If left to themselves, adding energy to organic molecules just tends to turn them into tar or an oily substance. That’s what Benner calls the "tar paradox": How could organic materials ever give rise to biopolymers like DNA?

Science Magazine describes the depressing picture:

However and wherever life began, one thing is sure: Its first organic building blocks, called hydrocarbons, had a number of hurdles to clear before evolving into living cells. Fed with heat or light and left to themselves, hydrocarbons tend to turn into useless tarlike substances. And even when complex molecules like RNA (most biologists’ best guess for the first genetic molecule) arise, water quickly breaks them down again.

The RNA-world scenario is so hopeless, in fact, that Benner took the extreme step of claiming that life must have formed on Mars (on dry ground under special conditions), and then got transported to earth via meteors. While some reporters leaped onto the sci-fi suggestion that "We may all be Martians!" (e.g., Space.com), thinking people will surely catch the cry of desperation in such a proposal.

Conclusions

So, even if one were willing to grant the time of day to Jee et al.‘s "game theory" notion, Darwinians can’t even get the starting materials to play with. It would be more realistic for them to start with balls of tar, and racemic biological gunk broken down by water.
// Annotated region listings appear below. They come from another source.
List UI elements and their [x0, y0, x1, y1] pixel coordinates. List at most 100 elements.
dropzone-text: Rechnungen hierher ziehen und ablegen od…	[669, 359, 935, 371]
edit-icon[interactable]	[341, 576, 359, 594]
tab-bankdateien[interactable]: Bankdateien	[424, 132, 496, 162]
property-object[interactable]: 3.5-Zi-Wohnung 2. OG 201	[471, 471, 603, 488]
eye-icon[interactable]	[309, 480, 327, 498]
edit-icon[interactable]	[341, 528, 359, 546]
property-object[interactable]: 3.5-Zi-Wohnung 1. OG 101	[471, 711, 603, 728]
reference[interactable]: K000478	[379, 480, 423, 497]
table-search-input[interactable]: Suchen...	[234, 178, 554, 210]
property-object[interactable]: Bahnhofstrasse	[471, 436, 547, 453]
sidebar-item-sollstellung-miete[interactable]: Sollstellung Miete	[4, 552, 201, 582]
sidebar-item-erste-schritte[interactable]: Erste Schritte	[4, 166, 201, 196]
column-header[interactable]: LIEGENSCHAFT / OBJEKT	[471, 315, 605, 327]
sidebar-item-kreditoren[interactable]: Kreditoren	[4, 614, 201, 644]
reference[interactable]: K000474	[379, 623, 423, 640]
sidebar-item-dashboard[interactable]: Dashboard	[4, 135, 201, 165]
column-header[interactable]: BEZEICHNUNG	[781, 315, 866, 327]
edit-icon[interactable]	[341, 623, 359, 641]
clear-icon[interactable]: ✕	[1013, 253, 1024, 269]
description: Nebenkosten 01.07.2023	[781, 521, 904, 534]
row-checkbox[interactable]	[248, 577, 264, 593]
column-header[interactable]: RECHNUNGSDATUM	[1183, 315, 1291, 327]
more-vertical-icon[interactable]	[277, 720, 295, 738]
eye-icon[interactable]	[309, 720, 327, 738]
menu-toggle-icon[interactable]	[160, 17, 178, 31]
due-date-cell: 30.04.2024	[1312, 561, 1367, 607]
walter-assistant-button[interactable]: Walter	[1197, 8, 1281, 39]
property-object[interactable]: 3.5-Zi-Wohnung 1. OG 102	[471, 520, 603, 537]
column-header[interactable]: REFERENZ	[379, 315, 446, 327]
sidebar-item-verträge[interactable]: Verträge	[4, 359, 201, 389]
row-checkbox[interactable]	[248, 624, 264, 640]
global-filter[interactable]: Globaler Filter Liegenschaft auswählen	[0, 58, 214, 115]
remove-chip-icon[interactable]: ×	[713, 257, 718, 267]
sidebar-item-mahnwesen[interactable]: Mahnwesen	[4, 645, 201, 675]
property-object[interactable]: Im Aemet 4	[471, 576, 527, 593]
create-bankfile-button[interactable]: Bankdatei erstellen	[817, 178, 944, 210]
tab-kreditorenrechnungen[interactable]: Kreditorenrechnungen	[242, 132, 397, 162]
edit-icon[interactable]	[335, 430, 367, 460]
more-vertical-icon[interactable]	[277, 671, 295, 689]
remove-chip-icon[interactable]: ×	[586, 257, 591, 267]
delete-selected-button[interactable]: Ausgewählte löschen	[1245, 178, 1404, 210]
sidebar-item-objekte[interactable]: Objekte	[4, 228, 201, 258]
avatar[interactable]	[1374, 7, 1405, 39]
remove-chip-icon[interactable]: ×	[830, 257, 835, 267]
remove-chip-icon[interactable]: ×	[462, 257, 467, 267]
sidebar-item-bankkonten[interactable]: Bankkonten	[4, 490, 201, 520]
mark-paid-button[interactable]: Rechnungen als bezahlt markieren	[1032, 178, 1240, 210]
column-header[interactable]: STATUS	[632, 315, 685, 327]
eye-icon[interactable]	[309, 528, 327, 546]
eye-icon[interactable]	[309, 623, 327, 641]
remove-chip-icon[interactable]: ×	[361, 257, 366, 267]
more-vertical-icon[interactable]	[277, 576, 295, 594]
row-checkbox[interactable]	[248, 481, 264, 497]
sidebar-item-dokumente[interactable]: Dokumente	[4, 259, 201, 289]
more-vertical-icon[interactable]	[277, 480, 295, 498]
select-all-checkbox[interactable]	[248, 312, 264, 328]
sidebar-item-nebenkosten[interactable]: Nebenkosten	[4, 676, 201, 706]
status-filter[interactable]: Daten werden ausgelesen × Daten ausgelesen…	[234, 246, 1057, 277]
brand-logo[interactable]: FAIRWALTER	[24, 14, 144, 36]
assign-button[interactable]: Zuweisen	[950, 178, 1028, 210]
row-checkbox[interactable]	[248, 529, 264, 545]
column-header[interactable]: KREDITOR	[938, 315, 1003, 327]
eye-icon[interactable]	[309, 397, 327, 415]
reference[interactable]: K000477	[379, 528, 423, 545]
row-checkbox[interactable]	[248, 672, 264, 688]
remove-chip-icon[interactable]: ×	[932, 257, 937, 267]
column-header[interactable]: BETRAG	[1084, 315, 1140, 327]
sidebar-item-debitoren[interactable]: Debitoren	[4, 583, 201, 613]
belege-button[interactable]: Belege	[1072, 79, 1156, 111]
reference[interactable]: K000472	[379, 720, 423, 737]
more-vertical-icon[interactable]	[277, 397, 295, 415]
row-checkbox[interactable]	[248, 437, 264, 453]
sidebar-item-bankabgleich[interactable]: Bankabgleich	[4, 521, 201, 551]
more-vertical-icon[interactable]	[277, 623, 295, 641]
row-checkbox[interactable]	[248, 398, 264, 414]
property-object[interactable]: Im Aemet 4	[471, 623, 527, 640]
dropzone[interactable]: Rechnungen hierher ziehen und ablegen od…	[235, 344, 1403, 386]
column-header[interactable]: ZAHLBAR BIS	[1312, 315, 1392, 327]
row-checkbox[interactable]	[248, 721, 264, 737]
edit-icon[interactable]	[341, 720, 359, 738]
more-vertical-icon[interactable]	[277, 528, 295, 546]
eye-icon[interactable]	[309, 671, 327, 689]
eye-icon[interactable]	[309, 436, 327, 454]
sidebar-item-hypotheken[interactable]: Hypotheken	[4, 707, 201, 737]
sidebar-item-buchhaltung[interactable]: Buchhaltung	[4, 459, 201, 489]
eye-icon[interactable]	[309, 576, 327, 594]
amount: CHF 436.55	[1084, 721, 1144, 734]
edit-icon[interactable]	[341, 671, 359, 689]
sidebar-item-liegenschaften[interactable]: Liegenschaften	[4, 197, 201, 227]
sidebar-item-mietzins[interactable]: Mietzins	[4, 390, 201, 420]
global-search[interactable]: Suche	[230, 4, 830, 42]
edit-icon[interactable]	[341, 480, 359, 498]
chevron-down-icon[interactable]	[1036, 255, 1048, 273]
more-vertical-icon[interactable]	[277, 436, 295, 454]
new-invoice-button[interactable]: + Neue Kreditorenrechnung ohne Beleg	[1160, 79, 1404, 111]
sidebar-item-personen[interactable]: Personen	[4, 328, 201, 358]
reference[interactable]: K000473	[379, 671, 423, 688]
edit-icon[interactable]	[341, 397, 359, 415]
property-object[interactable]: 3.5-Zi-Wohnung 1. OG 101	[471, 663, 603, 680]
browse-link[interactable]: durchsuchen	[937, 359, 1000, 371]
Any way you slice it, the "game theory" approach of these imagineers is an exercise in futility. And that’s before even thinking rationally about the problem of the origin of genetic information, discussed in depth in Stephen Meyer’s Signature in the Cell.

What a crazy world Darwinism and methodological naturalism (MN) has bequeathed us. The way out is to relax the arbitrary MN rule, to think outside the naturalistic box, and once again, to follow the evidence where it leads. Optimized codes do not "arise" from "frozen accidents." From our universal experience, they are products of intelligent design. That’s no game. That’s no "scenario." It’s reality.